SQL Retention Queries: Cohorts, Return Windows, and the Edge Cases That Break Them

SQL Updated Mar 25, 2026 7 mins read Leon Leon
SQL Retention Queries: Cohorts, Return Windows, and the Edge Cases That Break Them cover image

Quick summary

Summarize this blog with AI

Introduction

Retention questions look simple until you force the metric to become precise. “What is day 7 retention?” sounds straightforward, but the answer changes immediately once you ask how the cohort is defined, what counts as a return, and whether the window is exact-day or within-range.

That is why retention SQL shows up so often in analytics interviews. It is not only testing syntax. It is testing whether you can turn a fuzzy product metric into a defensible query.

If you skip the definition step, the SQL may run perfectly and still answer the wrong question.

Why Retention Answers Disagree So Often

Most broken retention queries fail for one of these reasons:

  • the cohort event was never defined clearly
  • the return window is ambiguous
  • the activity table duplicates users inside the numerator
  • incomplete current periods are mixed with mature cohorts
  • events are counted instead of users
  • the query uses calendar months when the business question is really “months since signup”

That is why two people can both write “correct” SQL and still disagree on the answer.

Define the Metric Before You Write SQL

Lock down these four choices first:

  • Cohort event: signup, first purchase, first feature use, or something else?
  • Return event: any activity, a purchase, a session, or a specific action?
  • Time grain: days, weeks, or months?
  • Window rule: exact-day, within-window, rolling, or fixed calendar period?

A lot of confusion disappears once you write the metric in plain English.

Common Retention Definitions Are Not Interchangeable

Metric label What it usually means Typical SQL rule
Day 7 retention user returned exactly 7 days later activity_date = cohort_date + 7 days
Days 1-7 retention user returned at least once during days 1 through 7 activity_date BETWEEN cohort_date + 1 AND cohort_date + 7
Week 1 retention user was active during the first post-cohort week compare user activity to cohort-relative week number
Month 2 retention user was active two months after cohort month compare month_number = 2

If you do not pin this down before you type, the result will be unstable.

Build a Clean Base Table First

Do not try to solve retention directly from a noisy event stream.

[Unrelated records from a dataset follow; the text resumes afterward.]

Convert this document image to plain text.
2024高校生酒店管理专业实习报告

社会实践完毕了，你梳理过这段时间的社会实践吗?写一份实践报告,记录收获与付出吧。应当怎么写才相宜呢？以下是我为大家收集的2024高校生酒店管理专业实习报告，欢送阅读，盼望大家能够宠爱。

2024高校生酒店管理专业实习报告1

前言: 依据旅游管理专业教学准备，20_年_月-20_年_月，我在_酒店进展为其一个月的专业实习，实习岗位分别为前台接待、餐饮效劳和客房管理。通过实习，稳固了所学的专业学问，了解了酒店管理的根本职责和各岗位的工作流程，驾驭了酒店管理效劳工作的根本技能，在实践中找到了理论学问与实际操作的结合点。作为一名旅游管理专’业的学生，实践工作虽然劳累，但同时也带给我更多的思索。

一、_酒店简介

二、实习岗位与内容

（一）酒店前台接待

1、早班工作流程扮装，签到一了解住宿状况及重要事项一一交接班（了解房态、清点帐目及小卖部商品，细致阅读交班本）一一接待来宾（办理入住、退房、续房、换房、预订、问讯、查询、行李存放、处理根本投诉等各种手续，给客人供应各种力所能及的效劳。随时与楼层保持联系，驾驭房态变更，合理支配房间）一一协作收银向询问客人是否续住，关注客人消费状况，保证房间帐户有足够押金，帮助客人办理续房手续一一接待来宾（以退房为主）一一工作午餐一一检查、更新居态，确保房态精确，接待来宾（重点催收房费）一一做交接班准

Build a clean base first.

For most interview questions, that means:

  1. one row per user with the cohort date or cohort month
  2. one distinct activity row per user per reporting period
  3. a derived offset from cohort period to activity period

Example starting point:

WITH signups AS (
    SELECT
        user_id,
        signup_at::date AS cohort_date
    FROM users
), activity_days AS (
    SELECT DISTINCT
        user_id,
        event_at::date AS activity_date
    FROM events
    WHERE event_name = 'app_open'
)
SELECT *
FROM signups s
JOIN activity_days a
  ON a.user_id = s.user_id;

The DISTINCT is important. Retention is usually a user-level metric. Multiple events from the same user in the same window should not inflate the numerator.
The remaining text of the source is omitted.